In mid-December Smit Lamnalco, which is 50% owned by Boskalis, substantially strengthened its position on the Australian market with the acquisition of PB Towage Australia. Following this transaction Smit Lamnalco is active in eight ports in Australia with a total of 29 vessels offering a combination of harbour towage, terminal and FPSO-related services.
After the balance sheet date, on 11 February 2015, Boskalis sold its road maintenance company Aannemingsbedrijf De Jong en Zoon Beheer B.V. and the associated De Jong subsidiaries (De Jong). Boskalis’ strategy in the Netherlands is focused on large and medium-sized integrated infrastructure projects and an independent maintenance company does not fit within this strategy. In the 2014 financial statements the assets and liabilities of De Jong have been presented as Assets Held for Sale. The proceeds from the divestment are approximately EUR 30 million and have no material impact on Boskalis’ result.

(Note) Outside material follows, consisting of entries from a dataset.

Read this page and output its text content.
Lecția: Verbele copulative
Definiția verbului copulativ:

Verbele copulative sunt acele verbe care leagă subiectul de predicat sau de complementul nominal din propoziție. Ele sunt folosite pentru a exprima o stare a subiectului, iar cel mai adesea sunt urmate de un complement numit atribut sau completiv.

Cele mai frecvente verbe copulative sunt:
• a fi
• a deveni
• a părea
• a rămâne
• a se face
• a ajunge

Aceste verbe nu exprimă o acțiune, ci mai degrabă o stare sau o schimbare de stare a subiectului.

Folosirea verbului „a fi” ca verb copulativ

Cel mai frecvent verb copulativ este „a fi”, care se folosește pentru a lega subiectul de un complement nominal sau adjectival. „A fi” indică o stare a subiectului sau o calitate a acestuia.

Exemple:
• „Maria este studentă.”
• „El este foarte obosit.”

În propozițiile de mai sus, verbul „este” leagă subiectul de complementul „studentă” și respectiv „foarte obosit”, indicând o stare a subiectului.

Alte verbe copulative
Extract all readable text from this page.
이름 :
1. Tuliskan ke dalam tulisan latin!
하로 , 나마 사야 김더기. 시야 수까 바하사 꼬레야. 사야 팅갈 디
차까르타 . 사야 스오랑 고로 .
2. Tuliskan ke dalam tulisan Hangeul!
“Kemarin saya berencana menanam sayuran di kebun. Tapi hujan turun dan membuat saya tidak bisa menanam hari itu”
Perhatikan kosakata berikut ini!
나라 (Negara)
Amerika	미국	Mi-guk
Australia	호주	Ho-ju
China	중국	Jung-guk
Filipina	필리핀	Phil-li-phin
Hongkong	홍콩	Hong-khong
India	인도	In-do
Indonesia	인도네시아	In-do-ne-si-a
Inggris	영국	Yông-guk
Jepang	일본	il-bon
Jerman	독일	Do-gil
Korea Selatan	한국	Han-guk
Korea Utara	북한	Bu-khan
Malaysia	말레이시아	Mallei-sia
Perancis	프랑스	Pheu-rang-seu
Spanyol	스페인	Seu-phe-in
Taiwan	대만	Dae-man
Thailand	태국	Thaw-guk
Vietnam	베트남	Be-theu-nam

Boskalis entered the 2014-2016 Business Plan period with a sound balance sheet and a healthy cash flow. This starting position not only provides scope for necessary and desired investments, but also gives the company the option of responding to interesting opportunities in the market. It is against this background that Boskalis acquired a 19.9 per cent interest in Fugro in late 2014. Early January 2015, this was increased to 20.01 per cent. Boskalis’ strategy is aimed at the offshore and (maritime) infrastructure markets, leveraging the company’s combination of high end know how and maritime assets. This fits very well with the activities of Fugro. The two companies have much in common in terms of assets, knowledge, capital intensity, global spread and customer base, and are both global leaders in niche markets.
Share buy-back program
On 14 August 2014 Boskalis launched a share buy-back program of up to 10 million shares. The program is subject to the development of results and to the desired balance sheet ratios being maintained. To date 629,123 shares have been repurchased for a total sum of EUR 27.7 million. In light of the uncertain market conditions and the acquisition of the interest in Fugro we consider it prudent to suspend the share buy-back program for the period of one year.